The morning I decided to write this post, the sun was streaming in through the beautiful windows of my Manila apartment (or condo as they’re called in the Philippines). I knew I would miss this place intensely, even if the view was only of the neighbouring shopping mall. Depending on the smog level, I could actually see a good distance and I was appreciative that my windows weren’t pressed up hard against some other high-rise building. Every morning the sun would come in at just the right angle to gently wake me up for work…. *sigh… ok, perhaps not quite paradise, but it was certainly pleasant!
If you’ve ever wondered what it cost to live in the centre of the financial district of Manila this is the post for you.
Rent: ₱25,000 per month (10 months) (NPS Realty)
I rented a fully furnished condo on the 25th floor of a building in Legaspi Village, Makati. It was just around the corner from the major mall complex, Greenbelt, and a 20-minute walk to work. My condo was 36 square metres and had a separate ensuite bedroom and kitchen. The building had a gym, sauna and swimming pool, which I wish I’d made more use of.
On the day I moved in I was required to provide 8 post dated cheques in addition to my initial deposit. Fortunately, I had already opened by Bank of the Philippine Islands account and received my chequebook. I’ve never operated in cheques anywhere else in the world.
Deposit: ₱100,000 (2 months + 2 month’s rent in advance)
At the end of the lease, there was a 45-day wait before my deposit was returned. This is to allow for any bills to come in. If you’re leaving the country at the end of your lease consider nominating a friend to collect your deposit. I asked a kiwi friend to pick it up for me and gave him a cut. All the realtors I spoke to were totally inflexible on this topic and I had no choice but to wait the full 45 days.

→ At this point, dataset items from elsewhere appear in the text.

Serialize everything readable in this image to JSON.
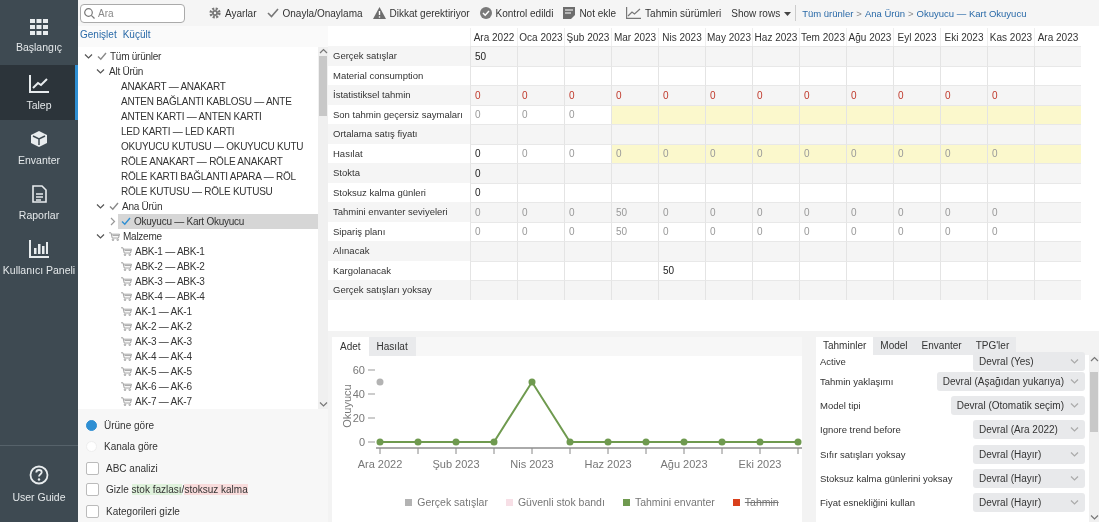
{
  "nav": {
    "items": [
      {
        "label": "Başlangıç",
        "kind": "home",
        "selected": false
      },
      {
        "label": "Talep",
        "kind": "demand",
        "selected": true
      },
      {
        "label": "Envanter",
        "kind": "inventory",
        "selected": false
      },
      {
        "label": "Raporlar",
        "kind": "reports",
        "selected": false
      },
      {
        "label": "Kullanıcı Paneli",
        "kind": "dashboard",
        "selected": false
      }
    ],
    "footer": {
      "label": "User Guide",
      "kind": "help"
    }
  },
  "search": {
    "placeholder": "Ara"
  },
  "toolbar": {
    "buttons": [
      {
        "label": "Ayarlar",
        "kind": "settings"
      },
      {
        "label": "Onayla/Onaylama",
        "kind": "approve"
      },
      {
        "label": "Dikkat gerektiriyor",
        "kind": "warning"
      },
      {
        "label": "Kontrol edildi",
        "kind": "checked"
      },
      {
        "label": "Not ekle",
        "kind": "note"
      },
      {
        "label": "Tahmin sürümleri",
        "kind": "versions"
      }
    ],
    "show_rows": "Show rows",
    "breadcrumb": {
      "items": [
        "Tüm ürünler",
        "Ana Ürün",
        "Okuyucu — Kart Okuyucu"
      ],
      "separator": ">"
    }
  },
  "tree_actions": [
    "Genişlet",
    "Küçült"
  ],
  "tree": [
    {
      "label": "Tüm ürünler",
      "kind": "approved",
      "expanded": true,
      "selected": false,
      "children": [
        {
          "label": "Alt Ürün",
          "kind": "group",
          "expanded": true,
          "selected": false,
          "children": [
            {
              "label": "ANAKART — ANAKART",
              "kind": "item",
              "selected": false
            },
            {
              "label": "ANTEN BAĞLANTI KABLOSU — ANTE",
              "kind": "item",
              "selected": false
            },
            {
              "label": "ANTEN KARTI — ANTEN KARTI",
              "kind": "item",
              "selected": false
            },
            {
              "label": "LED KARTI — LED KARTI",
              "kind": "item",
              "selected": false
            },
            {
              "label": "OKUYUCU KUTUSU — OKUYUCU KUTU",
              "kind": "item",
              "selected": false
            },
            {
              "label": "RÖLE ANAKART — RÖLE ANAKART",
              "kind": "item",
              "selected": false
            },
            {
              "label": "RÖLE KARTI BAĞLANTI APARA — RÖL",
              "kind": "item",
              "selected": false
            },
            {
              "label": "RÖLE KUTUSU — RÖLE KUTUSU",
              "kind": "item",
              "selected": false
            }
          ]
        },
        {
          "label": "Ana Ürün",
          "kind": "approved",
          "expanded": true,
          "selected": false,
          "children": [
            {
              "label": "Okuyucu — Kart Okuyucu",
              "kind": "approved",
              "expanded": false,
              "selected": true
            }
          ]
        },
        {
          "label": "Malzeme",
          "kind": "material",
          "expanded": true,
          "selected": false,
          "children": [
            {
              "label": "ABK-1 — ABK-1",
              "kind": "material",
              "selected": false
            },
            {
              "label": "ABK-2 — ABK-2",
              "kind": "material",
              "selected": false
            },
            {
              "label": "ABK-3 — ABK-3",
              "kind": "material",
              "selected": false
            },
            {
              "label": "ABK-4 — ABK-4",
              "kind": "material",
              "selected": false
            },
            {
              "label": "AK-1 — AK-1",
              "kind": "material",
              "selected": false
            },
            {
              "label": "AK-2 — AK-2",
              "kind": "material",
              "selected": false
            },
            {
              "label": "AK-3 — AK-3",
              "kind": "material",
              "selected": false
            },
            {
              "label": "AK-4 — AK-4",
              "kind": "material",
              "selected": false
            },
            {
              "label": "AK-5 — AK-5",
              "kind": "material",
              "selected": false
            },
            {
              "label": "AK-6 — AK-6",
              "kind": "material",
              "selected": false
            },
            {
              "label": "AK-7 — AK-7",
              "kind": "material",
              "selected": false
            }
          ]
        }
      ]
    }
  ],
  "view_options": [
    {
      "label": "Ürüne göre",
      "selected": true
    },
    {
      "label": "Kanala göre",
      "selected": false
    }
  ],
  "filters": [
    {
      "label_parts": [
        {
          "text": "ABC analizi"
        }
      ],
      "checked": false
    },
    {
      "label_parts": [
        {
          "text": "Gizle "
        },
        {
          "text": "stok fazlası",
          "kind": "excess"
        },
        {
          "text": "/"
        },
        {
          "text": "stoksuz kalma",
          "kind": "shortage"
        }
      ],
      "checked": false
    },
    {
      "label_parts": [
        {
          "text": "Kategorileri gizle"
        }
      ],
      "checked": false
    }
  ],
  "table": {
    "columns": [
      "Ara 2022",
      "Oca 2023",
      "Şub 2023",
      "Mar 2023",
      "Nis 2023",
      "May 2023",
      "Haz 2023",
      "Tem 2023",
      "Ağu 2023",
      "Eyl 2023",
      "Eki 2023",
      "Kas 2023",
      "Ara 2023"
    ],
    "rows": [
      {
        "label": "Gerçek satışlar",
        "cells": [
          {
            "text": "50",
            "kind": "strong",
            "highlighted": false
          },
          {
            "highlighted": false
          },
          {
            "highlighted": false
          },
          {
            "highlighted": false
          },
          {
            "highlighted": false
          },
          {
            "highlighted": false
          },
          {
            "highlighted": false
          },
          {
            "highlighted": false
          },
          {
            "highlighted": false
          },
          {
            "highlighted": false
          },
          {
            "highlighted": false
          },
          {
            "highlighted": false
          },
          {
            "highlighted": false
          }
        ]
      },
      {
        "label": "Material consumption",
        "cells": [
          {
            "highlighted": false
          },
          {
            "highlighted": false
          },
          {
            "highlighted": false
          },
          {
            "highlighted": false
          },
          {
            "highlighted": false
          },
          {
            "highlighted": false
          },
          {
            "highlighted": false
          },
          {
            "highlighted": false
          },
          {
            "highlighted": false
          },
          {
            "highlighted": false
          },
          {
            "highlighted": false
          },
          {
            "highlighted": false
          },
          {
            "highlighted": false
          }
        ]
      },
      {
        "label": "İstatistiksel tahmin",
        "cells": [
          {
            "text": "0",
            "kind": "alert",
            "highlighted": false
          },
          {
            "text": "0",
            "kind": "alert",
            "highlighted": false
          },
          {
            "text": "0",
            "kind": "alert",
            "highlighted": false
          },
          {
            "text": "0",
            "kind": "alert",
            "highlighted": false
          },
          {
            "text": "0",
            "kind": "alert",
            "highlighted": false
          },
          {
            "text": "0",
            "kind": "alert",
            "highlighted": false
          },
          {
            "text": "0",
            "kind": "alert",
            "highlighted": false
          },
          {
            "text": "0",
            "kind": "alert",
            "highlighted": false
          },
          {
            "text": "0",
            "kind": "alert",
            "highlighted": false
          },
          {
            "text": "0",
            "kind": "alert",
            "highlighted": false
          },
          {
            "text": "0",
            "kind": "alert",
            "highlighted": false
          },
          {
            "text": "0",
            "kind": "alert",
            "highlighted": false
          },
          {
            "highlighted": false
          }
        ]
      },
      {
        "label": "Son tahmin geçersiz saymaları",
        "cells": [
          {
            "text": "0",
            "kind": "muted",
            "highlighted": false
          },
          {
            "text": "0",
            "kind": "muted",
            "highlighted": false
          },
          {
            "text": "0",
            "kind": "muted",
            "highlighted": false
          },
          {
            "highlighted": true
          },
          {
            "highlighted": true
          },
          {
            "highlighted": true
          },
          {
            "highlighted": true
          },
          {
            "highlighted": true
          },
          {
            "highlighted": true
          },
          {
            "highlighted": true
          },
          {
            "highlighted": true
          },
          {
            "highlighted": true
          },
          {
            "highlighted": true
          }
        ]
      },
      {
        "label": "Ortalama satış fiyatı",
        "cells": [
          {
            "highlighted": false
          },
          {
            "highlighted": false
          },
          {
            "highlighted": false
          },
          {
            "highlighted": false
          },
          {
            "highlighted": false
          },
          {
            "highlighted": false
          },
          {
            "highlighted": false
          },
          {
            "highlighted": false
          },
          {
            "highlighted": false
          },
          {
            "highlighted": false
          },
          {
            "highlighted": false
          },
          {
            "highlighted": false
          },
          {
            "highlighted": false
          }
        ]
      },
      {
        "label": "Hasılat",
        "cells": [
          {
            "text": "0",
            "kind": "strong",
            "highlighted": false
          },
          {
            "text": "0",
            "kind": "muted",
            "highlighted": false
          },
          {
            "text": "0",
            "kind": "muted",
            "highlighted": false
          },
          {
            "text": "0",
            "kind": "muted",
            "highlighted": true
          },
          {
            "text": "0",
            "kind": "muted",
            "highlighted": true
          },
          {
            "text": "0",
            "kind": "muted",
            "highlighted": true
          },
          {
            "text": "0",
            "kind": "muted",
            "highlighted": true
          },
          {
            "text": "0",
            "kind": "muted",
            "highlighted": true
          },
          {
            "text": "0",
            "kind": "muted",
            "highlighted": true
          },
          {
            "text": "0",
            "kind": "muted",
            "highlighted": true
          },
          {
            "text": "0",
            "kind": "muted",
            "highlighted": true
          },
          {
            "text": "0",
            "kind": "muted",
            "highlighted": true
          },
          {
            "highlighted": true
          }
        ]
      },
      {
        "label": "Stokta",
        "cells": [
          {
            "text": "0",
            "kind": "strong",
            "highlighted": false
          },
          {
            "highlighted": false
          },
          {
            "highlighted": false
          },
          {
            "highlighted": false
          },
          {
            "highlighted": false
          },
          {
            "highlighted": false
          },
          {
            "highlighted": false
          },
          {
            "highlighted": false
          },
          {
            "highlighted": false
          },
          {
            "highlighted": false
          },
          {
            "highlighted": false
          },
          {
            "highlighted": false
          },
          {
            "highlighted": false
          }
        ]
      },
      {
        "label": "Stoksuz kalma günleri",
        "cells": [
          {
            "text": "0",
            "kind": "strong",
            "highlighted": false
          },
          {
            "highlighted": false
          },
          {
            "highlighted": false
          },
          {
            "highlighted": false
          },
          {
            "highlighted": false
          },
          {
            "highlighted": false
          },
          {
            "highlighted": false
          },
          {
            "highlighted": false
          },
          {
            "highlighted": false
          },
          {
            "highlighted": false
          },
          {
            "highlighted": false
          },
          {
            "highlighted": false
          },
          {
            "highlighted": false
          }
        ]
      },
      {
        "label": "Tahmini envanter seviyeleri",
        "cells": [
          {
            "text": "0",
            "kind": "muted",
            "highlighted": false
          },
          {
            "text": "0",
            "kind": "muted",
            "highlighted": false
          },
          {
            "text": "0",
            "kind": "muted",
            "highlighted": false
          },
          {
            "text": "50",
            "kind": "muted",
            "highlighted": false
          },
          {
            "text": "0",
            "kind": "muted",
            "highlighted": false
          },
          {
            "text": "0",
            "kind": "muted",
            "highlighted": false
          },
          {
            "text": "0",
            "kind": "muted",
            "highlighted": false
          },
          {
            "text": "0",
            "kind": "muted",
            "highlighted": false
          },
          {
            "text": "0",
            "kind": "muted",
            "highlighted": false
          },
          {
            "text": "0",
            "kind": "muted",
            "highlighted": false
          },
          {
            "text": "0",
            "kind": "muted",
            "highlighted": false
          },
          {
            "text": "0",
            "kind": "muted",
            "highlighted": false
          },
          {
            "highlighted": false
          }
        ]
      },
      {
        "label": "Sipariş planı",
        "cells": [
          {
            "text": "0",
            "kind": "muted",
            "highlighted": false
          },
          {
            "text": "0",
            "kind": "muted",
            "highlighted": false
          },
          {
            "text": "0",
            "kind": "muted",
            "highlighted": false
          },
          {
            "text": "50",
            "kind": "muted",
            "highlighted": false
          },
          {
            "text": "0",
            "kind": "muted",
            "highlighted": false
          },
          {
            "text": "0",
            "kind": "muted",
            "highlighted": false
          },
          {
            "text": "0",
            "kind": "muted",
            "highlighted": false
          },
          {
            "text": "0",
            "kind": "muted",
            "highlighted": false
          },
          {
            "text": "0",
            "kind": "muted",
            "highlighted": false
          },
          {
            "text": "0",
            "kind": "muted",
            "highlighted": false
          },
          {
            "text": "0",
            "kind": "muted",
            "highlighted": false
          },
          {
            "text": "0",
            "kind": "muted",
            "highlighted": false
          },
          {
            "highlighted": false
          }
        ]
      },
      {
        "label": "Alınacak",
        "cells": [
          {
            "highlighted": false
          },
          {
            "highlighted": false
          },
          {
            "highlighted": false
          },
          {
            "highlighted": false
          },
          {
            "highlighted": false
          },
          {
            "highlighted": false
          },
          {
            "highlighted": false
          },
          {
            "highlighted": false
          },
          {
            "highlighted": false
          },
          {
            "highlighted": false
          },
          {
            "highlighted": false
          },
          {
            "highlighted": false
          },
          {
            "highlighted": false
          }
        ]
      },
      {
        "label": "Kargolanacak",
        "cells": [
          {
            "highlighted": false
          },
          {
            "highlighted": false
          },
          {
            "highlighted": false
          },
          {
            "highlighted": false
          },
          {
            "text": "50",
            "kind": "strong",
            "highlighted": false
          },
          {
            "highlighted": false
          },
          {
            "highlighted": false
          },
          {
            "highlighted": false
          },
          {
            "highlighted": false
          },
          {
            "highlighted": false
          },
          {
            "highlighted": false
          },
          {
            "highlighted": false
          },
          {
            "highlighted": false
          }
        ]
      },
      {
        "label": "Gerçek satışları yoksay",
        "cells": [
          {
            "highlighted": false
          },
          {
            "highlighted": false
          },
          {
            "highlighted": false
          },
          {
            "highlighted": false
          },
          {
            "highlighted": false
          },
          {
            "highlighted": false
          },
          {
            "highlighted": false
          },
          {
            "highlighted": false
          },
          {
            "highlighted": false
          },
          {
            "highlighted": false
          },
          {
            "highlighted": false
          },
          {
            "highlighted": false
          },
          {
            "highlighted": false
          }
        ]
      }
    ]
  },
  "chart_tabs": [
    {
      "label": "Adet",
      "selected": true
    },
    {
      "label": "Hasılat",
      "selected": false
    }
  ],
  "chart": {
    "chart_data": {
      "type": "line",
      "ylabel": "Okuyucu",
      "categories": [
        "Ara 2022",
        null,
        "Şub 2023",
        null,
        "Nis 2023",
        null,
        "Haz 2023",
        null,
        "Ağu 2023",
        null,
        "Eki 2023",
        null
      ],
      "ylim": [
        0,
        60
      ],
      "yticks": [
        0,
        20,
        40,
        60
      ],
      "series": [
        {
          "name": "Gerçek satışlar",
          "color": "#b3b3b3",
          "marker": "circle",
          "values": [
            50,
            null,
            null,
            null,
            null,
            null,
            null,
            null,
            null,
            null,
            null,
            null
          ]
        },
        {
          "name": "Güvenli stok bandı",
          "color": "#f7dfe6",
          "values": [
            null,
            null,
            null,
            null,
            null,
            null,
            null,
            null,
            null,
            null,
            null,
            null
          ]
        },
        {
          "name": "Tahmini envanter",
          "color": "#6f9a4f",
          "marker": "circle",
          "values": [
            0,
            0,
            0,
            0,
            50,
            0,
            0,
            0,
            0,
            0,
            0,
            0
          ]
        },
        {
          "name": "Tahmin",
          "color": "#d9401c",
          "values": [
            null,
            null,
            null,
            null,
            null,
            null,
            null,
            null,
            null,
            null,
            null,
            null
          ]
        }
      ]
    },
    "legend_states": [
      {
        "hidden": false
      },
      {
        "hidden": false
      },
      {
        "hidden": false
      },
      {
        "hidden": true
      }
    ]
  },
  "settings": {
    "tabs": [
      {
        "label": "Tahminler",
        "selected": true
      },
      {
        "label": "Model",
        "selected": false
      },
      {
        "label": "Envanter",
        "selected": false
      },
      {
        "label": "TPG'ler",
        "selected": false
      }
    ],
    "rows": [
      {
        "label": "Active",
        "value": "Devral (Yes)"
      },
      {
        "label": "Tahmin yaklaşımı",
        "value": "Devral (Aşağıdan yukarıya)"
      },
      {
        "label": "Model tipi",
        "value": "Devral (Otomatik seçim)"
      },
      {
        "label": "Ignore trend before",
        "value": "Devral (Ara 2022)"
      },
      {
        "label": "Sıfır satışları yoksay",
        "value": "Devral (Hayır)"
      },
      {
        "label": "Stoksuz kalma günlerini yoksay",
        "value": "Devral (Hayır)"
      },
      {
        "label": "Fiyat esnekliğini kullan",
        "value": "Devral (Hayır)"
      }
    ]
  }
}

Power: ₱1,010.83 per month (average) (building admin)
Utility bills were issued in the last week of the month by the condominium administrators. You get three days to pay before receiving a disconnection notice. I always paid my bills a month in advance because I was a fairly predictable user. I should note here that I only used my air-conditioning system for a couple of hours a day. I would recommend using it a lot more than I did.
Water: ₱68.07 per month (average) (building admin)
Same as power.
Trash Collection: n/a
Dumped down a shoot next to the elevator to who knows where!
Housekeeper: ₱700 for one bedroom, on bathroom
I did not have a regular maid service since I lived in a one bedroom place, but I really appreciated the one-off deep clean I did get done. They clean so much better than me!
// Phone & Internet
Phone & Internet: ₱2,300 per month (Globe)
Unlimited internet at a guaranteed speed of 3 mbps… it wasn’t the best value for money and is only marginally faster than my internet in rural Northern Ireland. Still, it was a handy bundle and delivered consistent connection. There were no setup costs, they just billed me part-month. I was able to pay my monthly bill at the Globe store in Greenbelt.
Cable: ₱500 per month (Destiny)
In order to watch endless episodes of The Closer I hooked up the tiny tv to cable. Bills went up to ₱550 while I was there. This bill was paid at a bill pay station in the SM Mall in Makati next to Glorietta.
Groceries & Eating Out: ₱6,000 per month
And I could have eaten A LOT more. Most grocery purchases were made at one of the Rustan’s Supermarkets in my area. Whenever I needed Griffin’s biscuits I would go to Landmark. There are so many places to eat out in Makati, if only I’d had more money…
I walked most places. Now and that I would take a Jeepney (less than ₱9 a ride) or Tricycle Ride – but never on my own. If I needed to go to Immigration in Intramuros or to the airport I would hail a taxi. My transport costs were pennies.
Average Monthly Spend: ₱34,878.90
I lived well outside my means in the Philippines. Earning a local salary, I spent at least 68% of my income on my living costs – sometimes more. Quite telling that those migrants on international wages can really live to a very high standard at a very minimal cost. In the Philippines, the rich are rich and the poor are truly struggling.
Are there any costs of life in the Philippines you’d like me to cover (movies, pints, etc)? Let us know in the comment section.
Last updated: 11 May 2014 -Be aware, these prices are correct as of May 2014 and since they represent my real living cost from May 2013-May 2014, they will not get updated later on. Make sure you check the websites for the companies we used to calculate up to date costs! Exchange rates correct as of 11 May 2014, retrieved from xe.com. There are no affiliate links in this post.